Mittelständler sangen ein Loblied auf die Jugend. Heute setzen Unternehmen immer mehr auf ältere Mitarbeiter. Fachkräftemangel und demografischer Wandel sind nicht die einzigen Gründe dafür.
„Vor rund 15 Jahren war es bei Konzernen gang und gäbe, Mitarbeiter über 55 mit einer hohen Abfindung nach Hause zu schicken“
Susanne Glaser-Radtke, Geschäftsführerin GIM Gesellschaft für integratives Management mbH
Silver Ager auf dem Vormarsch?
Sind sie also tatsächlich auf dem Vormarsch, die 50-Plusler, die Best und Silver Ager? Erkennen Unternehmer zunehmend nicht nur den Nutzen, den ältere Mitarbeiter ihnen in Zeiten von Fachkräftemangel und umgekehrter Alterspyramide bringen, sondern auch ihren Wert? „Das denke ich schon“, sagt Susanne Glaser-Radtke, Geschäftsführendende Gesellschafterin der Hamburger Personalberatung GIM Beratung für integratives Management mbH. „Vor rund 15 Jahren war es bei Konzernen gang und gäbe, Mitarbeiter über 55 mit einer hohen Abfindung nach Hause zu schicken“, erklärt Glaser-Radtke. Und die vielen jungen Rentner ließen es sich gern gefallen, freuten sie sich doch auf ein Leben in Ruhe und finanzieller Sorglosigkeit.
„Heute hingegen sind die Universitäten voll von Greyhounds“, weiß die Personalberaterin. Nicht nur in den Unternehmen habe ein Umdenken eingesetzt, auch die Silver Ager selbst veränderten sich, bildeten sich freiwillig weiter, fingen nach ihrem Arbeitsleben noch einmal ein Studium an. „Das zeigt, wie aktiv ältere Menschen heute sind, und es macht sie als Mitarbeiter für Unternehmen interessant“, ist Glaser-Radtke überzeugt. „Mein Eindruck ist, dass viele Firmenchefs genau wissen, was sie an älteren Angestellten haben“, sagt sie.
Keine statistische Evidenz
So scheint es fast, als hätte sich mit der Alterspyramide auch die Vorliebe der Konzernvorstände und mittelständischen Firmenlenker umgekehrt.

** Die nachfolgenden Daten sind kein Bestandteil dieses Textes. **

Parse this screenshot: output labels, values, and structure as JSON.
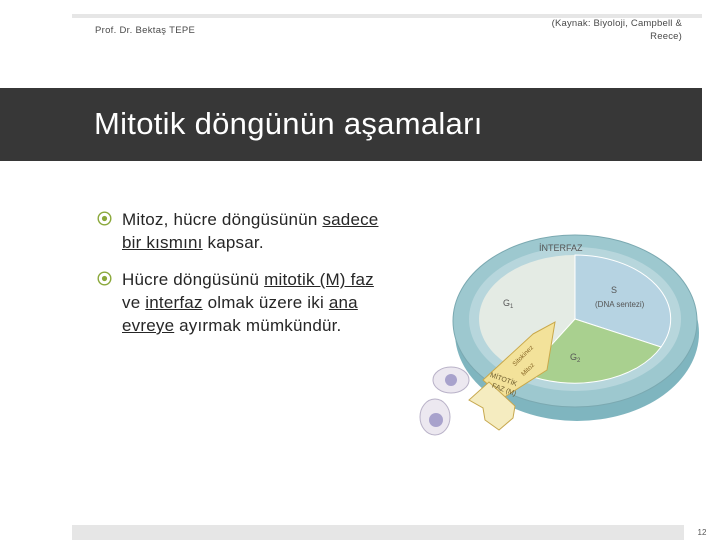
{
  "header": {
    "author": "Prof. Dr. Bektaş TEPE",
    "source": "(Kaynak: Biyoloji, Campbell & Reece)"
  },
  "slide": {
    "title": "Mitotik döngünün aşamaları",
    "page_number": "12"
  },
  "bullets": [
    {
      "icon": "circle-target-icon",
      "parts": [
        "Mitoz, hücre döngüsünün ",
        "sadece bir kısmını",
        " kapsar."
      ]
    },
    {
      "icon": "circle-target-icon",
      "parts": [
        "Hücre döngüsünü ",
        "mitotik (M) faz",
        " ve ",
        "interfaz",
        " olmak üzere iki ",
        "ana evreye",
        " ayırmak mümkündür."
      ]
    }
  ],
  "figure": {
    "interphase_label": "İNTERFAZ",
    "g1_label": "G",
    "g1_sub": "1",
    "s_label": "S",
    "s_sub_label": "(DNA sentezi)",
    "g2_label": "G",
    "g2_sub": "2",
    "cytokinesis_label": "Sitokinez",
    "mitosis_label": "Mitoz",
    "mphase_line1": "MİTOTİK",
    "mphase_line2": "FAZ (M)",
    "colors": {
      "g1": "#e4ebe4",
      "s": "#b6d3e2",
      "g2": "#a9d08f",
      "rim": "#9dc8cf",
      "m_phase": "#f3e29a",
      "title_band": "#373737"
    }
  }
}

Schworen vielen von ihnen vor noch nicht einmal 20 Jahren auf die Jugend, hofieren sie heute die erfahrenen Älteren. Schließlich zeigen Studien, die untersuchen, ob sich ältere und jüngere Mitarbeiter in ihren Persönlichkeitsmerkmalen unterscheiden, im Durchschnitt keine oder nur sehr geringe Effekte. Wissenschaftlich konnte bisher nicht nachgewiesen werden, dass ältere Menschen etwa gewissenhafter arbeiten oder emotional stabiler sind. Auch zeigen sich jüngere Menschen nicht per se offener für neue Erfahrungen. „Es ist daher nicht sinnvoll, ältere Mitarbeiter bei der Besetzung von Stellen grundsätzlich zu bevorzugen“, sagt Professor Uwe Kanning.
Das sieht auch Personalberaterin Glaser-Radtke so. „Andererseits muss man aber berücksichtigen, dass viele junge Leute in Deutschland heute erst mit über 30 ihr Studium abschließen“, gibt sie zu bedenken. „Wenn sie einmal Anfang 50 sind, haben sie noch ein Drittel ihrer Lebensarbeitszeit vor sich“, sagt sie. Daher sei es durchaus richtig, dass Unternehmer von der jahrelangen „Glorifizierung der Jugend“ Abstand genommen hätten.
Es geht nicht um Bevorzugung
„Es geht gar nicht darum, ältere Mitarbeiter zu bevorzugen, sondern darum, sie individuell sinnvoll einzusetzen“, findet Glaser-Radtke. Das sei je nach Branche natürlich einfacher oder schwieriger. „Aber letztendlich kann auch ein 60-jähriger Maler, den man vielleicht nicht mehr aufs Gerüst schickt, umschulen“, ist die Personalberaterin überzeugt. Er könne jüngere Kollegen coachen oder im Verkauf tätig sein. „Gerade dort erweisen sich ältere Mitarbeiter oft als extrem wertvoll“, weiß auch Hans-Georg Pompe. Viele Kunden schätzten es, von souveränen Ansprechpartnern mit viel Fachwissen betreut zu werden.